Department of Biology, Graduate School of Science, Chiba University, Chiba 263-8522, Japan.
Biochem Biophys Res Commun. 2018 Feb 12;496(3):834-839. doi: 10.1016/j.bbrc.2018.01.143. Epub 2018 Feb 1.
Two types of Arp2/3 complex inhibitors, CK-666/636 and CK-548/869, are commonly used to study Arp2/3 complex-dependent actin assembly both in vitro and in vivo. However, we found that CK-548 and CK-869 directly suppress microtubule (MT) assembly independent of the actin cytoskeleton. Treatment of cultured mammalian cells with 50 μM CK-869 dramatically decreased MT networks and, instead, accumulated tubulin at the cell periphery, as did nocodazole that inhibits MT assembly. An in vitro MT-sedimentation assay revealed that CK-548 and CK-869 significantly suppressed MT polymerization. In budding yeast, although CK-548 and CK-869 are reported to lack binding abilities in the yeast Arp3, CK-548 treatment decreased cytoplasmic MT at several tens of micromolar concentrations. In addition, we found that the effects of CK-548 and CK-869 on MT assembly varied according to species. We propose that CK-548 and CK-869 are not suitable for studying the cytoskeleton in living cells.

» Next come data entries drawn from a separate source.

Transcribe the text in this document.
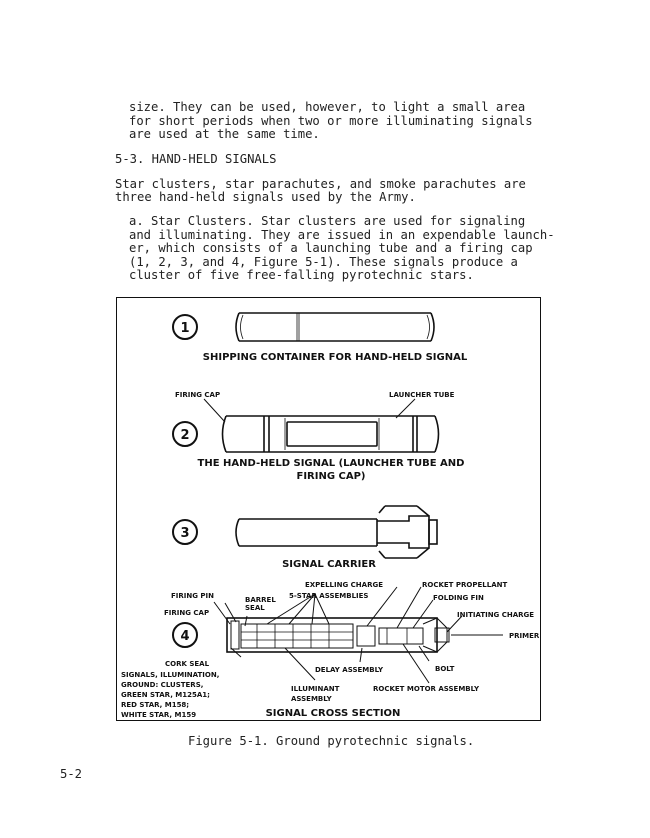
size. They can be used, however, to light a small area
for short periods when two or more illuminating signals
are used at the same time.
5-3. HAND-HELD SIGNALS
Star clusters, star parachutes, and smoke parachutes are
three hand-held signals used by the Army.
a. Star Clusters. Star clusters are used for signaling
and illuminating. They are issued in an expendable launch-
er, which consists of a launching tube and a firing cap
(1, 2, 3, and 4, Figure 5-1). These signals produce a
cluster of five free-falling pyrotechnic stars.
1
SHIPPING CONTAINER FOR HAND-HELD SIGNAL
FIRING CAP	LAUNCHER TUBE
2
THE HAND-HELD SIGNAL (LAUNCHER TUBE AND
FIRING CAP)
3
SIGNAL CARRIER
EXPELLING CHARGE	ROCKET PROPELLANT
FIRING PIN	BARREL 5-STAR ASSEMBLIES	FOLDING FIN
SEAL
FIRING CAP	INITIATING CHARGE
PRIMER
4
CORK SEAL
DELAY ASSEMBLY	BOLT
SIGNALS, ILLUMINATION,
GROUND: CLUSTERS,
GREEN STAR, M125A1;
RED STAR, M158;
WHITE STAR, M159
ILLUMINANT
ASSEMBLY
ROCKET MOTOR ASSEMBLY
SIGNAL CROSS SECTION
Figure 5-1. Ground pyrotechnic signals.
5-2
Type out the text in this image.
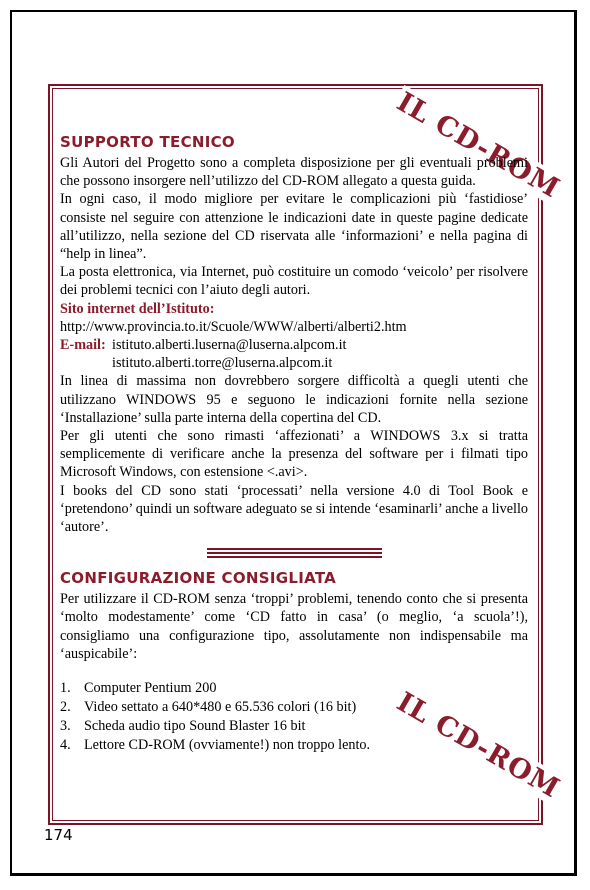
IL CD-ROM
IL CD-ROM
SUPPORTO TECNICO

Gli Autori del Progetto sono a completa disposizione per gli eventuali problemi che possono insorgere nell’utilizzo del CD-ROM allegato a questa guida.

In ogni caso, il modo migliore per evitare le complicazioni più ‘fastidiose’ consiste nel seguire con attenzione le indicazioni date in queste pagine dedicate all’utilizzo, nella sezione del CD riservata alle ‘informazioni’ e nella pagina di “help in linea”.

La posta elettronica, via Internet, può costituire un comodo ‘veicolo’ per risolvere dei problemi tecnici con l’aiuto degli autori.

Sito internet dell’Istituto:
http://www.provincia.to.it/Scuole/WWW/alberti/alberti2.htm
E-mail: istituto.alberti.luserna@luserna.alpcom.it
istituto.alberti.torre@luserna.alpcom.it

In linea di massima non dovrebbero sorgere difficoltà a quegli utenti che utilizzano WINDOWS 95 e seguono le indicazioni fornite nella sezione ‘Installazione’ sulla parte interna della copertina del CD.

Per gli utenti che sono rimasti ‘affezionati’ a WINDOWS 3.x si tratta semplicemente di verificare anche la presenza del software per i filmati tipo Microsoft Windows, con estensione <.avi>.

I books del CD sono stati ‘processati’ nella versione 4.0 di Tool Book e ‘pretendono’ quindi un software adeguato se si intende ‘esaminarli’ anche a livello ‘autore’.

CONFIGURAZIONE CONSIGLIATA

Per utilizzare il CD-ROM senza ‘troppi’ problemi, tenendo conto che si presenta ‘molto modestamente’ come ‘CD fatto in casa’ (o meglio, ‘a scuola’!), consigliamo una configurazione tipo, assolutamente non indispensabile ma ‘auspicabile’:

1. Computer Pentium 200
2. Video settato a 640*480 e 65.536 colori (16 bit)
3. Scheda audio tipo Sound Blaster 16 bit
4. Lettore CD-ROM (ovviamente!) non troppo lento.
174
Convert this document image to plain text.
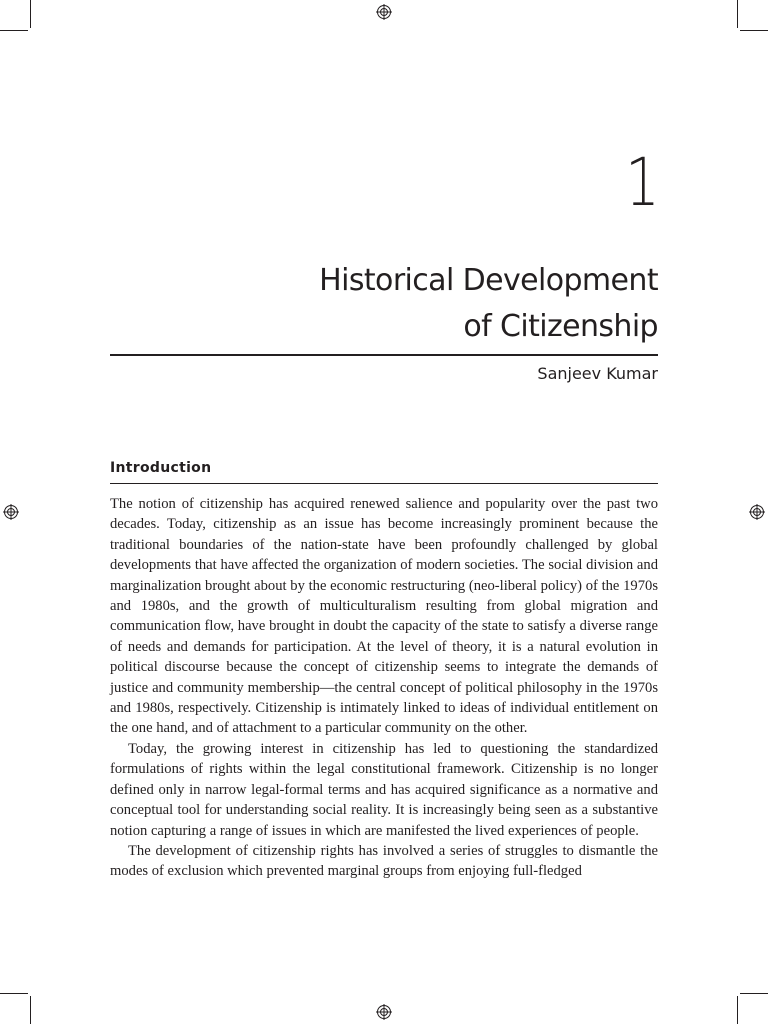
1
Historical Development
of Citizenship
Sanjeev Kumar
Introduction

The notion of citizenship has acquired renewed salience and popularity over the past two decades. Today, citizenship as an issue has become increasingly prominent because the traditional boundaries of the nation-state have been profoundly challenged by global developments that have affected the organization of modern societies. The social division and marginalization brought about by the economic restructuring (neo-liberal policy) of the 1970s and 1980s, and the growth of multiculturalism resulting from global migration and communication flow, have brought in doubt the capacity of the state to satisfy a diverse range of needs and demands for participation. At the level of theory, it is a natural evolution in political discourse because the concept of citizenship seems to integrate the demands of justice and community membership—the central concept of political philosophy in the 1970s and 1980s, respectively. Citizenship is intimately linked to ideas of individual entitlement on the one hand, and of attachment to a particular community on the other.

Today, the growing interest in citizenship has led to questioning the standardized formulations of rights within the legal constitutional framework. Citizenship is no longer defined only in narrow legal-formal terms and has acquired significance as a normative and conceptual tool for understanding social reality. It is increasingly being seen as a substantive notion capturing a range of issues in which are manifested the lived experiences of people.

The development of citizenship rights has involved a series of struggles to dismantle the modes of exclusion which prevented marginal groups from enjoying full-fledged
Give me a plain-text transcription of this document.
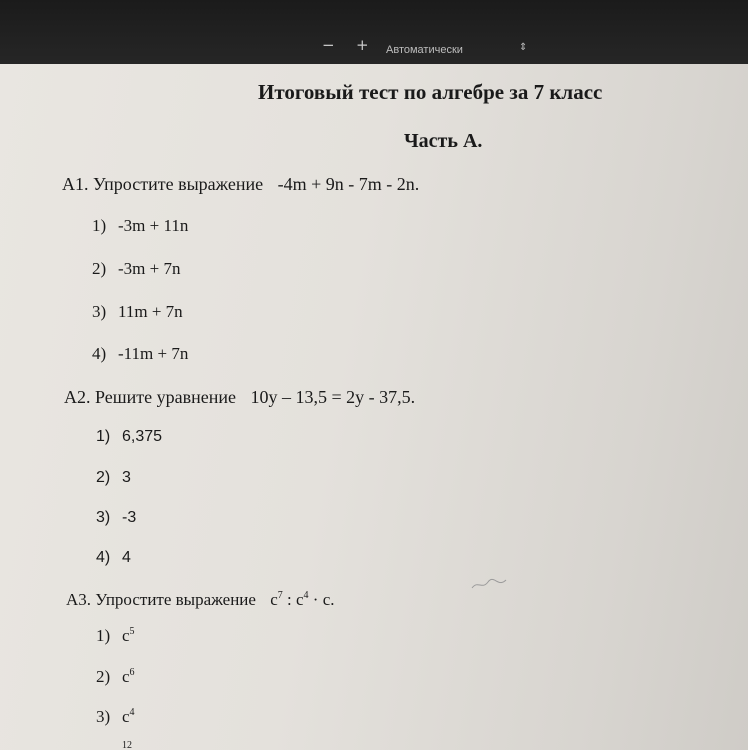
− + Автоматически	⇕
Итоговый тест по алгебре за 7 класс
Часть А.
А1. Упростите выражение -4m + 9n - 7m - 2n.
1) -3m + 11n
2) -3m + 7n
3) 11m + 7n
4) -11m + 7n
А2. Решите уравнение 10y – 13,5 = 2y - 37,5.
1) 6,375
2) 3
3) -3
4) 4
А3. Упростите выражение $c^7$ : $c^4 \cdot c$.
1) $c^5$
2) $c^6$
3) $c^4$
$^{12}$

两种Arp2/3复合体抑制剂CK-666/636和CK-548/869常用于在体外和体内研究Arp2/3复合体依赖性肌动蛋白组装。然而,我们发现CK-548和CK-869直接抑制微管(MT)组装,且与肌动蛋白细胞骨架无关。用50μM CK-869处理培养的哺乳动物细胞会显著减少MT网络,相反,会使微管蛋白在细胞周边积累,抑制MT组装的诺考达唑也会产生同样的效果。一项体外MT沉降试验表明,CK-548和CK-869显著抑制MT聚合。在芽殖酵母中,尽管据报道CK-548和CK-869在酵母Arp3中缺乏结合能力,但CK-548在几十微摩尔浓度下会减少细胞质MT。此外,我们发现CK-548和CK-869对MT组装的影响因物种而异。我们认为CK-548和CK-869不适用于研究活细胞中的细胞骨架。